Carly and I “flew” with UFO Parasail. They are located inside the King Kamehameha Hotel, just a short distance from the Kona pier. After watching the safety videos and signing waivers, we wandered out to the pier to watch the UFO boat come into berth.
Our Captain, Rob, didn’t talk much. Jonathon was the talker; he did the “dog and pony show” for us and another couple. We were able to watch the other couple get strapped into the gear, launch and return. The flight time is about 10 minutes, plenty of time as we were to learn.
When it was our turn, I found myself very calm. The harness is worn like a swing with a wide flat loop around each thigh. While Jonathon strapped us in, he said, “Don’t straighten your legs to shift the harness unless you want to fly with a giant wedgie until you land.” That mental image was very clear and we complied with all instructions.
Then we sat on the back deck of the speed boat and Jonathon clicked our harnesses into place on the bar above us. There were just two attachment points and that gave Carly pause, but it was too late to back out. They unfurled the sail behind us as the boat moved forward, and we felt ourselves lifting off the deck. The boat sped away and the guys gradually let our cable out 800 feet. So we were not 800 feet up, but 800 feet from the boat. There’s also a 1200 foot option for a little more money.
Those first moments pulling away from the boat were thrilling, watching the boat get smaller as we soared higher and higher into the air. My ears even popped.
But soon that calm peaceful feeling returned. It’s so silent up there. It was just us and that blue tow line, connecting us to the tiny boat below. We could see so far, including the decks of the cruise ship moored off-shore. I always enjoy watching a shoreline from a boat, but this was a different experience entirely – so clear for many miles.
Ever since Pele stopped spewing lava from Leilani Estates, the air quality has changed drastically on the west side of the island. From 1983 to May 2018, Kona had a good chance of having vog (volcanic fog) in the afternoon. When Pele started pumping lava in May 2018, Kona had a thick brown blanket of vog most of the time. But now that this latest eruption has ceased, the vog has stopped entirely. The air on the west side of the island is clear, and even the green flash has returned at sunset on some evenings. This was a great parasailing experience.
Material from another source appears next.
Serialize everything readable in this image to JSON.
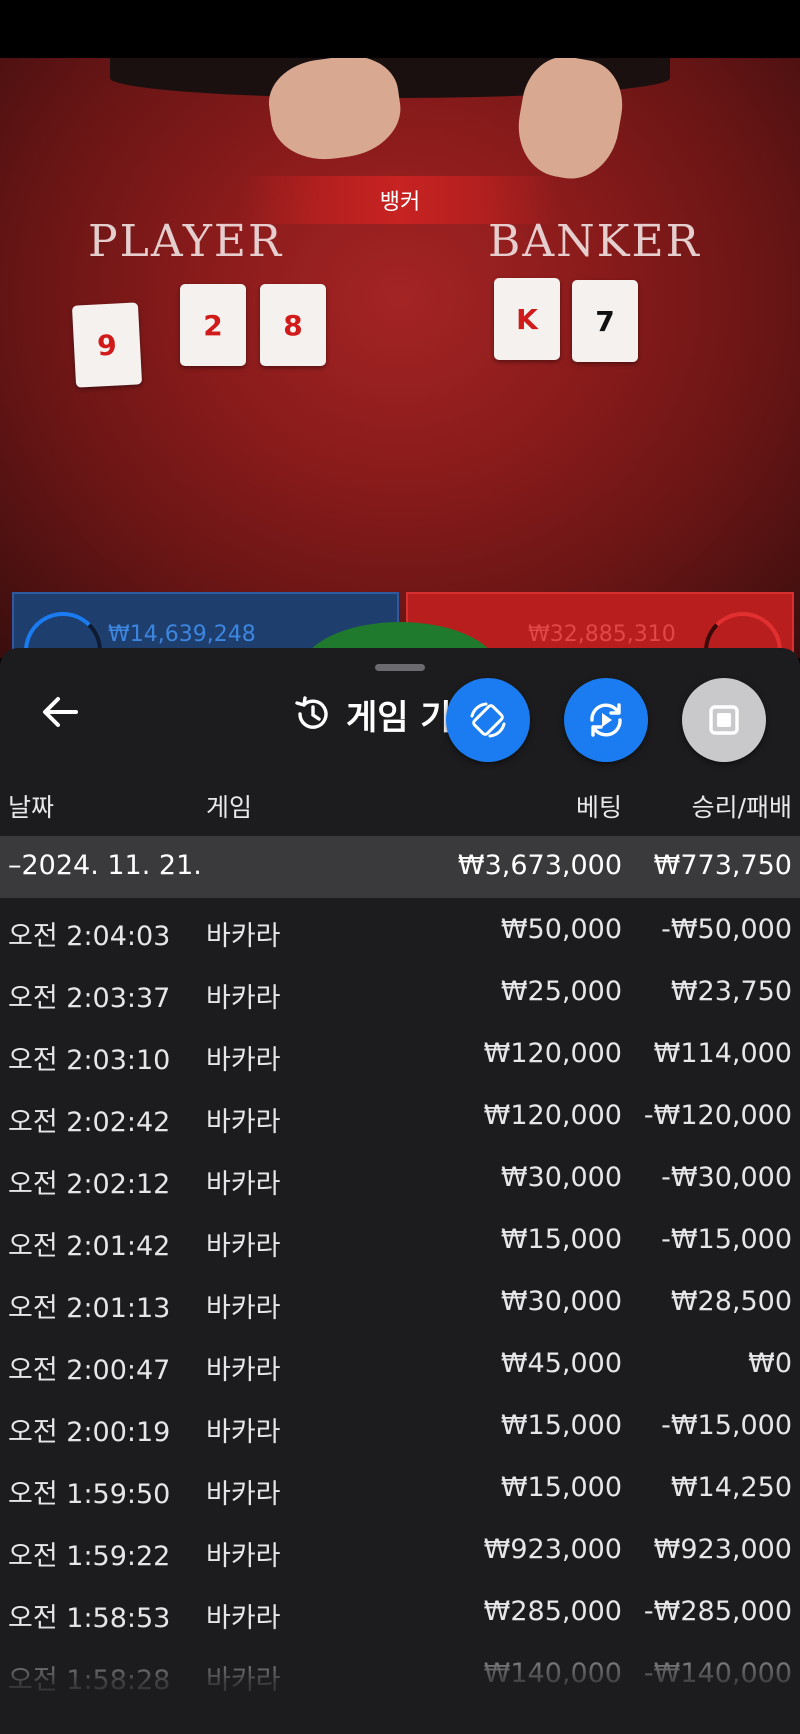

Just about the time the “swing” under our thighs got uncomfortable, we could feel the crew reeling us back in. Ten minutes is definitely enough time in the air. All guests are asked if they want a foot dip in the water before landing. Of course! As we came in close to the water, I mused out loud, “I wonder what would happen if there was a shark right under us…” Carly was not amused.
Then back up into the air for a concluding maneuver to position us for the landing. I took this final opportunity to finally go “no hands.” I felt very brave and sassy. Carly thought I was nuts. Aside: you might be asking, what’s with the Maui Jim parasail? It turns out the owner of Maui Jim used to be a crew member for UFO Parasail. So they have some sort of joint advertising program.
Landing is as easy as take-off. The crew is able to position the harness frame right over the back deck and all you do is stand up. They quickly unbuckle you from the frame, remove the harness, and you’re free. Then it’s a leisurely ride back to the pier.
Will I do it again? Yes, with my sister, Nancy. I don’t want her mad at me. Worth the price? Yes. Would I recommend it? Yes. This adventure makes my proposed itinerary for guests from now on.